The culture of collaboration between cardiac intensivists and cardiac surgeons represents one of this position's most distinctive features. You will round daily with the cardiac surgical team, including Dr. Patrick Parrino and Dr. Aditya Bansal, engaging in genuine shared decision-making rather than the territorial dynamics that plague many programs. As Dr. Yockelson describes it, the surgeons do not tell intensivists how to manage ventilators, but they voice concerns based on surgical experience and expected trajectories. Similarly, intensivists respect surgical judgment about when patients are ready for chest closure or when delayed sternal closure better serves recovery.

This partnership is built on trust earned through consistent good outcomes and mutual respect for complementary expertise. When complications arise, the response is collaborative problem-solving rather than finger-pointing or defensive positioning. Surgeons and intensivists have learned to depend on each other's experience to provide higher quality care than either could deliver independently. For physicians who have experienced toxic relationships between surgery and critical care in other institutions, this collaborative environment offers remarkable professional satisfaction.

Support from anesthesiology colleagues is equally strong.
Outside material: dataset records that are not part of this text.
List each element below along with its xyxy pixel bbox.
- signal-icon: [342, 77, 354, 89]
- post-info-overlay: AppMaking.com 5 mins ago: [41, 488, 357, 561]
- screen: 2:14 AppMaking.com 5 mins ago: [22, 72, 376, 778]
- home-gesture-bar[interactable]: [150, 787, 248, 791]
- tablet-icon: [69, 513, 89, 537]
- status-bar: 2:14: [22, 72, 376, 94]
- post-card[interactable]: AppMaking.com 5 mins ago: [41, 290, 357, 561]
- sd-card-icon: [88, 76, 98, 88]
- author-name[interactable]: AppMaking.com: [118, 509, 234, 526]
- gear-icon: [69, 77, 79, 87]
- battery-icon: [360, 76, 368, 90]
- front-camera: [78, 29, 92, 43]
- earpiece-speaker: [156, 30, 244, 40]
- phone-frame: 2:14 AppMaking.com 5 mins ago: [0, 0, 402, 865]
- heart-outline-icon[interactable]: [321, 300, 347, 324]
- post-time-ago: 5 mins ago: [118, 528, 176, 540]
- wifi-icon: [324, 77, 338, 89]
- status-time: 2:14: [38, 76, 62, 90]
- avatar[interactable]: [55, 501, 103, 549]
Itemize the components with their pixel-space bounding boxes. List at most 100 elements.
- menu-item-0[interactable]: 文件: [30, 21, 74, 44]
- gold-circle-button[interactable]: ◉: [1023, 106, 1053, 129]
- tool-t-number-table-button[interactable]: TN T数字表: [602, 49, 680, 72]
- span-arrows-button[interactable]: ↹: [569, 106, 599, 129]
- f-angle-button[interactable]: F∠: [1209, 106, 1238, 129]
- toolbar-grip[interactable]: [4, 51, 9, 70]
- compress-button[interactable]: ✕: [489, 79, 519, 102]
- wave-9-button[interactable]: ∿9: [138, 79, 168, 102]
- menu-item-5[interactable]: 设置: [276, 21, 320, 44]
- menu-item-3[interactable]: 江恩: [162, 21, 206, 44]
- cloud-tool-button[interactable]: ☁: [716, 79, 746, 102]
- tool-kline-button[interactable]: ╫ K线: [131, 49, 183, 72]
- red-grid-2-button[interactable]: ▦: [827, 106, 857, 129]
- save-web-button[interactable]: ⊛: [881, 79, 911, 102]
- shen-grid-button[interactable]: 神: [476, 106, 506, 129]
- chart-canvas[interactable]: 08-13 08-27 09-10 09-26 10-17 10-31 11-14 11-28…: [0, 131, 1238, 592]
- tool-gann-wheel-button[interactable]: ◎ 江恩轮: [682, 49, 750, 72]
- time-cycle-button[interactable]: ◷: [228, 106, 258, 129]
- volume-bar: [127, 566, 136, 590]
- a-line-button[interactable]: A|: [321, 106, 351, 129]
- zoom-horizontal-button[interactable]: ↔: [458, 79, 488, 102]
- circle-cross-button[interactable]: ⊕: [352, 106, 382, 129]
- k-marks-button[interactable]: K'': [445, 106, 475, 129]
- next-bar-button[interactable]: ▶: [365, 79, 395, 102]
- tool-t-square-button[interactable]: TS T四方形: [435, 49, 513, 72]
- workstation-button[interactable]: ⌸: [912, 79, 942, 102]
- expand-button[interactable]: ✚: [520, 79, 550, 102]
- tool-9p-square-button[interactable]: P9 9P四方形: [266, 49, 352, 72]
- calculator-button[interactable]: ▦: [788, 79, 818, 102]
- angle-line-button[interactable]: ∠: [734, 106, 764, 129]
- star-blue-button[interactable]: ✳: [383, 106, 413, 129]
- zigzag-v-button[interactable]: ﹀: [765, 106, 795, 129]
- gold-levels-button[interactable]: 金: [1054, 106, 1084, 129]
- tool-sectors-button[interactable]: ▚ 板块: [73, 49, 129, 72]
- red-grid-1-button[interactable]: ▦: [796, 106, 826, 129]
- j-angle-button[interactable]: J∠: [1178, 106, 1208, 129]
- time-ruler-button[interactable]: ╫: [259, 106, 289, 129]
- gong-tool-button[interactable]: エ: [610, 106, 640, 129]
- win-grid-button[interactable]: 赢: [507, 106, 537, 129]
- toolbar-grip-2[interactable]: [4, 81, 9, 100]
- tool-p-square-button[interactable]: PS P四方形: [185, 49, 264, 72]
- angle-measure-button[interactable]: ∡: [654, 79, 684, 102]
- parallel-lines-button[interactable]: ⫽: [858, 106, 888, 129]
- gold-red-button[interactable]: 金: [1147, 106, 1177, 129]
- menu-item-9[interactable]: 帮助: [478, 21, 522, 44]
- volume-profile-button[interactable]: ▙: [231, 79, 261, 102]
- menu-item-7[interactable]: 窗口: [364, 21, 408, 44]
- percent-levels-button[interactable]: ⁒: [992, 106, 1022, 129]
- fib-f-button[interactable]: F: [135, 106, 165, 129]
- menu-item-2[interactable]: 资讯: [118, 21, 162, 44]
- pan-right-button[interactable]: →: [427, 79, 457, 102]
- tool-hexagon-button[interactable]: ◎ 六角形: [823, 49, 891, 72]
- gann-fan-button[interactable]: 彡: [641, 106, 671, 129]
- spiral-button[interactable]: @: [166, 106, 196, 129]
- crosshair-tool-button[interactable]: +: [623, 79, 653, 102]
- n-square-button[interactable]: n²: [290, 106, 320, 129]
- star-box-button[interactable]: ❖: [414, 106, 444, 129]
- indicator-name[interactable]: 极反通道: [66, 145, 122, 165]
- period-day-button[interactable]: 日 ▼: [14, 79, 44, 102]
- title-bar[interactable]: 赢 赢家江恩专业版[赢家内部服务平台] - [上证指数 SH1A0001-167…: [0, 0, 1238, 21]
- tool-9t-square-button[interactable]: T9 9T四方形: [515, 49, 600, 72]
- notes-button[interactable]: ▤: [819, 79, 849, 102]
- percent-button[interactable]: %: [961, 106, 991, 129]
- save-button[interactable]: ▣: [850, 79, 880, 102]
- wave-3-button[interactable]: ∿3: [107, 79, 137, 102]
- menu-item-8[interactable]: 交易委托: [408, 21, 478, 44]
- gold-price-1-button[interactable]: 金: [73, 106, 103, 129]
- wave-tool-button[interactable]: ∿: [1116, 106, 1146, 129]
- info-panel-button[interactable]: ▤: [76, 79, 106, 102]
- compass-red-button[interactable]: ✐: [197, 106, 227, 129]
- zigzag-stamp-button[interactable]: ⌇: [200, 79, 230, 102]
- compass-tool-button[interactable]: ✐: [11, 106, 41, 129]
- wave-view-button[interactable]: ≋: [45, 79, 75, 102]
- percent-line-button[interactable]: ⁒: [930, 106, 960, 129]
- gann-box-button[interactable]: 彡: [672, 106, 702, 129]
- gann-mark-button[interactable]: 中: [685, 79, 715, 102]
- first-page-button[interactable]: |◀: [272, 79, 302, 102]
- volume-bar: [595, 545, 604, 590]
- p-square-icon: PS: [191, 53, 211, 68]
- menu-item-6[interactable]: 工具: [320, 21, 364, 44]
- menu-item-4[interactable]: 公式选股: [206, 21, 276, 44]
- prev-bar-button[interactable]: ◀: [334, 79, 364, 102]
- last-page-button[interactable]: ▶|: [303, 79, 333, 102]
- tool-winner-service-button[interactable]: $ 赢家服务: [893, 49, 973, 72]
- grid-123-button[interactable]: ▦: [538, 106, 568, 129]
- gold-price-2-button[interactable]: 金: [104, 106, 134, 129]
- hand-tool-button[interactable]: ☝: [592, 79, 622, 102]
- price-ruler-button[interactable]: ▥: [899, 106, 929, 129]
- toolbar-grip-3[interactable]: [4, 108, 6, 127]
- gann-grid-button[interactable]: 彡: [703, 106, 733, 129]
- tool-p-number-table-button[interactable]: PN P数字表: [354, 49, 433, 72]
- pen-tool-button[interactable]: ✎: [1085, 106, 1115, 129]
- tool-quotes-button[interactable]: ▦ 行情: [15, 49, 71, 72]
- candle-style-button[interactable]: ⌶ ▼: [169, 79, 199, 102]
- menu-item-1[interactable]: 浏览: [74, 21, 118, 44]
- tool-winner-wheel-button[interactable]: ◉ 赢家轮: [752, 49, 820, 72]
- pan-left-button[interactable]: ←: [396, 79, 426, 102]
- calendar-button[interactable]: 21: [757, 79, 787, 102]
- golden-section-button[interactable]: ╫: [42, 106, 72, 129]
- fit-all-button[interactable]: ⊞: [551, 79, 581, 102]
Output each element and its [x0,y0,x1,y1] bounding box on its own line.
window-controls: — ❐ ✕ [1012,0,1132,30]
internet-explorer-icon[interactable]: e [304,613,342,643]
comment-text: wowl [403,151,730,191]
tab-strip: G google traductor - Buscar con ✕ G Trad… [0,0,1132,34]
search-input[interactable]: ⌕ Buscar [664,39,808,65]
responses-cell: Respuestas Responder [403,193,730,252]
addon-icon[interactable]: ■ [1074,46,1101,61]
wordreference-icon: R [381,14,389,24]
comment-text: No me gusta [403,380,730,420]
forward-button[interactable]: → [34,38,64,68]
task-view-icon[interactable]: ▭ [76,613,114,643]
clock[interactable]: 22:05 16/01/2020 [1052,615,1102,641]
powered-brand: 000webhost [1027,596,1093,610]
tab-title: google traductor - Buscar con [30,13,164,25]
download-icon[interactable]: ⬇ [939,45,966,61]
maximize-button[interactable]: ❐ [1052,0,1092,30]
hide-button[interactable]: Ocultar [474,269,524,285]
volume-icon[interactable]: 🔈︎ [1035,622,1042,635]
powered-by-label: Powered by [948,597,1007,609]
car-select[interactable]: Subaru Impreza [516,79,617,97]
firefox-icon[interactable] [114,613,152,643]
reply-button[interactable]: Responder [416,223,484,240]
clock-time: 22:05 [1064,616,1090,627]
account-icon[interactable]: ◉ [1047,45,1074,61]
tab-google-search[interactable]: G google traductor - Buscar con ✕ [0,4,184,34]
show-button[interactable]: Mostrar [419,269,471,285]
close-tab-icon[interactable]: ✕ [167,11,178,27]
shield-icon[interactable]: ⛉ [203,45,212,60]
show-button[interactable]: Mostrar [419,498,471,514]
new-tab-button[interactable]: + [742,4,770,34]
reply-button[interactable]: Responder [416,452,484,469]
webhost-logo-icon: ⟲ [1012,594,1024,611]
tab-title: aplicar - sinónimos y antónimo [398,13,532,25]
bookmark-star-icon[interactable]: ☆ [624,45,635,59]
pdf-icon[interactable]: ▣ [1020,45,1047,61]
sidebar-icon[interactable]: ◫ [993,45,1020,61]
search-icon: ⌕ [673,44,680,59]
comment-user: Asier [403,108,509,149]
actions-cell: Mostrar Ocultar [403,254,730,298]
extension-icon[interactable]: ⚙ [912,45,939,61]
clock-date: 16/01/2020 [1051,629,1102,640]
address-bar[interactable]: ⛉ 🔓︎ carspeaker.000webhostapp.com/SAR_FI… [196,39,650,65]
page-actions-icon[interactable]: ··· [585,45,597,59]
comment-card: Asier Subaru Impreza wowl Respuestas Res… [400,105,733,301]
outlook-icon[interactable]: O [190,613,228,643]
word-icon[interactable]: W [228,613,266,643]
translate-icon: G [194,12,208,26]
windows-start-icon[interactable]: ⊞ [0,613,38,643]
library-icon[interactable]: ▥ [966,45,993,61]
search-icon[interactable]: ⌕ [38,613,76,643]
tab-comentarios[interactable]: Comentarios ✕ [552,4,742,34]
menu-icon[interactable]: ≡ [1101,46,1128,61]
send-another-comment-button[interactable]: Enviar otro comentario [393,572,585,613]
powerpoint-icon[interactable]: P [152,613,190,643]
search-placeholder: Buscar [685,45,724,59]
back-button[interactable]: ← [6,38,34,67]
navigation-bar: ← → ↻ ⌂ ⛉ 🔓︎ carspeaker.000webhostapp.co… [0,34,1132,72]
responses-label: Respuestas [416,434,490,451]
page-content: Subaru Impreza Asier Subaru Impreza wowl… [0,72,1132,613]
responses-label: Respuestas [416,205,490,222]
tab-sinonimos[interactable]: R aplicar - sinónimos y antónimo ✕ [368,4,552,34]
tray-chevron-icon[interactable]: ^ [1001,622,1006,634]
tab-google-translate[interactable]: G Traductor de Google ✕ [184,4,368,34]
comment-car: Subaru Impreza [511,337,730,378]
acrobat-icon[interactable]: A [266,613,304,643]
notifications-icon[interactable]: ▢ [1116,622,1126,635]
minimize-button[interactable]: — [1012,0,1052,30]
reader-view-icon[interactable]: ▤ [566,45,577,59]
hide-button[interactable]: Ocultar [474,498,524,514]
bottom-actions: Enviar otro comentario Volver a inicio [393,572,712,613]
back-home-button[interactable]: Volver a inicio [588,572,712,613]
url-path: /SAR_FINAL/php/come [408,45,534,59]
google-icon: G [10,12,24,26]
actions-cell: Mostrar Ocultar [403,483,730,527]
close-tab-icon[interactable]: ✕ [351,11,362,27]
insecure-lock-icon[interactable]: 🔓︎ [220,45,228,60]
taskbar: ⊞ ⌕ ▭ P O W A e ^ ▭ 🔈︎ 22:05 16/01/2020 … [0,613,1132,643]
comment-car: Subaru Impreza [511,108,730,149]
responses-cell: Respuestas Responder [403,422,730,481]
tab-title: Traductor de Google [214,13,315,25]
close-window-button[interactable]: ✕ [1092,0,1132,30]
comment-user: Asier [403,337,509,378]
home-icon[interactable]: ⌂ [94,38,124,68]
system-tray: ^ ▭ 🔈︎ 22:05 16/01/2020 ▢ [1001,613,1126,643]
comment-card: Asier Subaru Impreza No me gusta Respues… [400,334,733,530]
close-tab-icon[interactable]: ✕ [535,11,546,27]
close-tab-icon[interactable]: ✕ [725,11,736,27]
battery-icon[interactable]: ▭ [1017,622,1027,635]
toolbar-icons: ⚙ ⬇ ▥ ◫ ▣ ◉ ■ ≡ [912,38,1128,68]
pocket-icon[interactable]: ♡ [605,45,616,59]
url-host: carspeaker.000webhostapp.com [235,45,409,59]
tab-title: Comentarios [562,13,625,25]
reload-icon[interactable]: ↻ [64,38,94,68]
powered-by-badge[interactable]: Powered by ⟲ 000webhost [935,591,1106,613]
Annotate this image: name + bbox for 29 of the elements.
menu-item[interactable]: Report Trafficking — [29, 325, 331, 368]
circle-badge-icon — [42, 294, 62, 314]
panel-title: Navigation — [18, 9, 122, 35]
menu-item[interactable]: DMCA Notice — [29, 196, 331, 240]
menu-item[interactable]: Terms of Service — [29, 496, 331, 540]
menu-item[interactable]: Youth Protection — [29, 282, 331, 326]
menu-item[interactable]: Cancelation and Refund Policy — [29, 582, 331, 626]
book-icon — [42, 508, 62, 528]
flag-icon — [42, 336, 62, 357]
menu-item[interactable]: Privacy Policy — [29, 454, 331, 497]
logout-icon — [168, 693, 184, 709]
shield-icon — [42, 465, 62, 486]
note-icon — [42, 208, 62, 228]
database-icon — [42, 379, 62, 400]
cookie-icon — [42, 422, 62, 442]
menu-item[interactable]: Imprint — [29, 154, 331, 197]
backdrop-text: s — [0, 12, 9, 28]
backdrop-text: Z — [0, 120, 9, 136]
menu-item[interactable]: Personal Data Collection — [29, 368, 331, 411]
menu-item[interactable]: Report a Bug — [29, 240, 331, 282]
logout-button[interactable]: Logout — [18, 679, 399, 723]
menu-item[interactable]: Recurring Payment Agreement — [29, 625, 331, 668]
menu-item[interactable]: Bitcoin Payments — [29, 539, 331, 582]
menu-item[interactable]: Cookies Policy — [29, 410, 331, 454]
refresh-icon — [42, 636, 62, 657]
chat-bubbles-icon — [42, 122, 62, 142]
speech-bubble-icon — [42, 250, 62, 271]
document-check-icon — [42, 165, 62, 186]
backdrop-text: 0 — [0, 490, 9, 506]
Nobody criticizes you for calling for help, and the group's collaborative culture means assistance arrives quickly when complex cases demand additional expertise. If you choose the blended track with operating room time, you will work with CRNAs on 50% of your cases (typically managing 2-3 rooms simultaneously when paired with a CRNA) and with residents on the other 50% of cases (guaranteed two resident rooms when residents are assigned). Rarely will you start more than two cases simultaneously, even with CRNA support, allowing focused attention on the cardiac and thoracic cases that require your subspecialized skills.

This clinical environment offers what many cardiac critical care physicians seek: the opportunity to practice at the highest level of complexity and acuity, supported by institutional resources and collaborative colleagues, with schedule structures that prevent burnout, in a program committed to growth and innovation. You will manage patients who cannot receive this care elsewhere, teach the next generation of specialists, and help build the infrastructure for a world-class cardiac critical care program.